Os dois elementos destruídos durante pelo menos os últimos 4.000 anos de história foram a espiritualidade do ser humano e o consequente reconhecimento dessa força natural. Um processo que hoje atinge sua expressão extrema na civilização moderna, industrial, capitalista, tecnocrática e patriarcal, para a qual o espírito e a natureza são um entrave. O primeiro assalto foi a conversão da espiritualidade em religiosidade, em instituições de poder que usavam o espírito como pretexto. As divindades de longa data foram transformadas em deuses, depois passaram do politeísmo ao monoteísmo, até chegar aos deuses masculinos, arrogantes e intolerantes. O politeísmo apaixonado pela vida deu lugar ao monoteísmo fascinado pela morte (Michel Onfray, Cosmos: Uma ontologia materialista, 2016: 55). Os grandes massacres e tremendos genocídios sofridos pela espécie humana foram validados ou patrocinados pelos maiores monoteísmos durante o colonialismo, fascismo, comunismo e imperialismo, e com as recentes guerras santas.

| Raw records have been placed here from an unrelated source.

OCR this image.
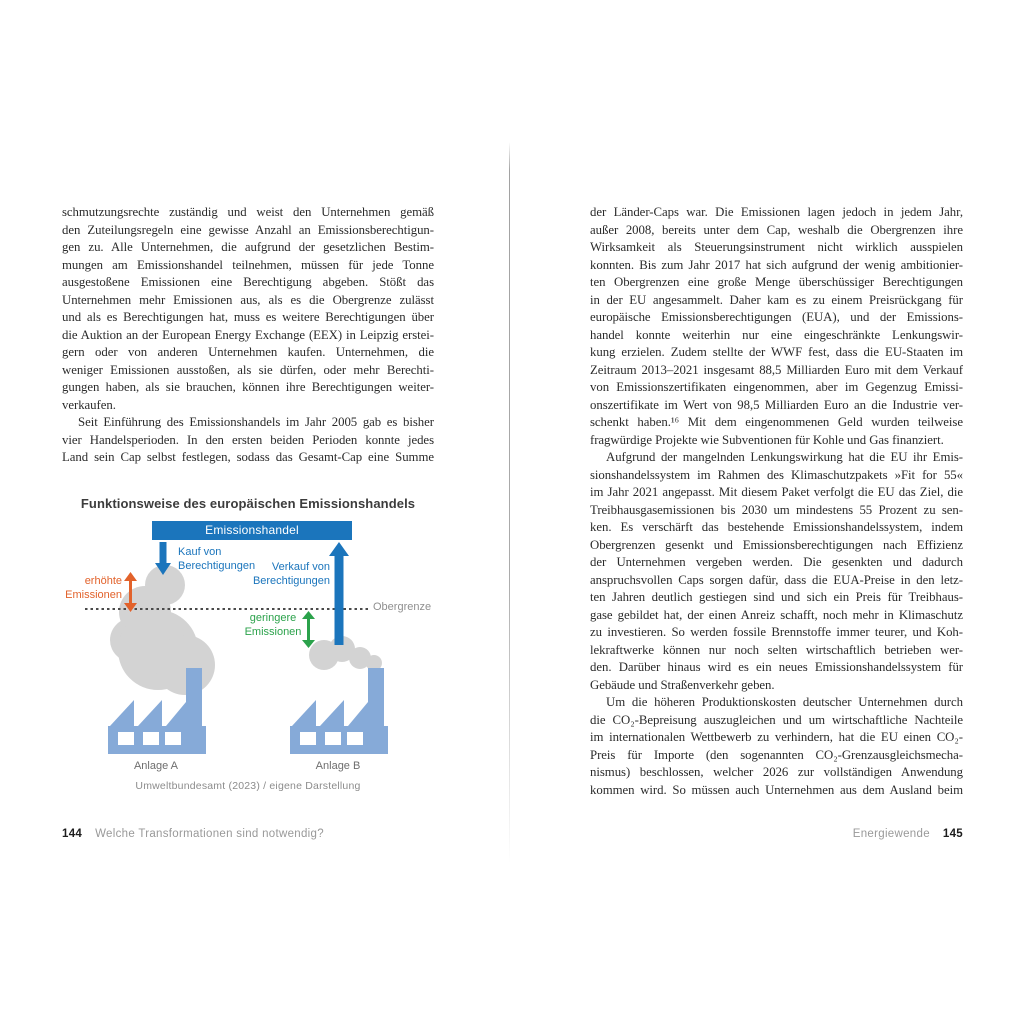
schmutzungsrechte zuständig und weist den Unternehmen gemäß
den Zuteilungsregeln eine gewisse Anzahl an Emissionsberechtigun-
gen zu. Alle Unternehmen, die aufgrund der gesetzlichen Bestim-
mungen am Emissionshandel teilnehmen, müssen für jede Tonne
ausgestoßene Emissionen eine Berechtigung abgeben. Stößt das
Unternehmen mehr Emissionen aus, als es die Obergrenze zulässt
und als es Berechtigungen hat, muss es weitere Berechtigungen über
die Auktion an der European Energy Exchange (EEX) in Leipzig erstei-
gern oder von anderen Unternehmen kaufen. Unternehmen, die
weniger Emissionen ausstoßen, als sie dürfen, oder mehr Berechti-
gungen haben, als sie brauchen, können ihre Berechtigungen weiter-
verkaufen.
Seit Einführung des Emissionshandels im Jahr 2005 gab es bisher
vier Handelsperioden. In den ersten beiden Perioden konnte jedes
Land sein Cap selbst festlegen, sodass das Gesamt-Cap eine Summe
Funktionsweise des europäischen Emissionshandels
Emissionshandel
Obergrenze
Kauf von
Berechtigungen	Verkauf von
Berechtigungen
erhöhte
Emissionen
geringere
Emissionen
Anlage A	Anlage B
Umweltbundesamt (2023) / eigene Darstellung
144 Welche Transformationen sind notwendig?
der Länder-Caps war. Die Emissionen lagen jedoch in jedem Jahr,
außer 2008, bereits unter dem Cap, weshalb die Obergrenzen ihre
Wirksamkeit als Steuerungsinstrument nicht wirklich ausspielen
konnten. Bis zum Jahr 2017 hat sich aufgrund der wenig ambitionier-
ten Obergrenzen eine große Menge überschüssiger Berechtigungen
in der EU angesammelt. Daher kam es zu einem Preisrückgang für
europäische Emissionsberechtigungen (EUA), und der Emissions-
handel konnte weiterhin nur eine eingeschränkte Lenkungswir-
kung erzielen. Zudem stellte der WWF fest, dass die EU-Staaten im
Zeitraum 2013–2021 insgesamt 88,5 Milliarden Euro mit dem Verkauf
von Emissionszertifikaten eingenommen, aber im Gegenzug Emissi-
onszertifikate im Wert von 98,5 Milliarden Euro an die Industrie ver-
schenkt haben.¹⁶ Mit dem eingenommenen Geld wurden teilweise
fragwürdige Projekte wie Subventionen für Kohle und Gas finanziert.
Aufgrund der mangelnden Lenkungswirkung hat die EU ihr Emis-
sionshandelssystem im Rahmen des Klimaschutzpakets »Fit for 55«
im Jahr 2021 angepasst. Mit diesem Paket verfolgt die EU das Ziel, die
Treibhausgasemissionen bis 2030 um mindestens 55 Prozent zu sen-
ken. Es verschärft das bestehende Emissionshandelssystem, indem
Obergrenzen gesenkt und Emissionsberechtigungen nach Effizienz
der Unternehmen vergeben werden. Die gesenkten und dadurch
anspruchsvollen Caps sorgen dafür, dass die EUA-Preise in den letz-
ten Jahren deutlich gestiegen sind und sich ein Preis für Treibhaus-
gase gebildet hat, der einen Anreiz schafft, noch mehr in Klimaschutz
zu investieren. So werden fossile Brennstoffe immer teurer, und Koh-
lekraftwerke können nur noch selten wirtschaftlich betrieben wer-
den. Darüber hinaus wird es ein neues Emissionshandelssystem für
Gebäude und Straßenverkehr geben.
Um die höheren Produktionskosten deutscher Unternehmen durch
die CO₂-Bepreisung auszugleichen und um wirtschaftliche Nachteile
im internationalen Wettbewerb zu verhindern, hat die EU einen CO₂-
Preis für Importe (den sogenannten CO₂-Grenzausgleichsmecha-
nismus) beschlossen, welcher 2026 zur vollständigen Anwendung
kommen wird. So müssen auch Unternehmen aus dem Ausland beim
Energiewende 145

A destruição da natureza, o desencanto do mundo, está nas mãos da ciência, a nova forma de conhecer a realidade através da razão, do materialismo, da análise e da técnica. O domínio da natureza foi glorificado pelo cientista Francis Bacon em nome de Deus. Ciência nega existência de la Madre Tierra/A Mãe Terra, reverenciada e respeitada, e em vez disso introduziu a ideia de um sistema mecânico inanimado, a visão de uma máquina (ecossistema) a ser examinada, controlada, dominada e, finalmente, explorada. Convertida em fábrica, a natureza – recurso natural ou capital natural – hoje é permanentemente violada ou abusada por ações pautadas pela lógica capitalista. Um ato patriarcal que segundo J. M. Naredo se realiza pelo trabalho, categoria masculina da economia neoclássica. Hoje, a situação é a maior desigualdade social da história e o maior colapso ecológico conhecido em escala global (a crise climática). As duas tarefas centrais de todo indivíduo consciente são o resgate da espiritualidade e a (re) conexão com o respeito à natureza. Três setores estão desempenhando um papel estratégico nisso: ambientalistas, mulheres e povos indígenas. Neles são encontradas as fontes de inspiração e subversão necessárias para construir uma civilização diferente.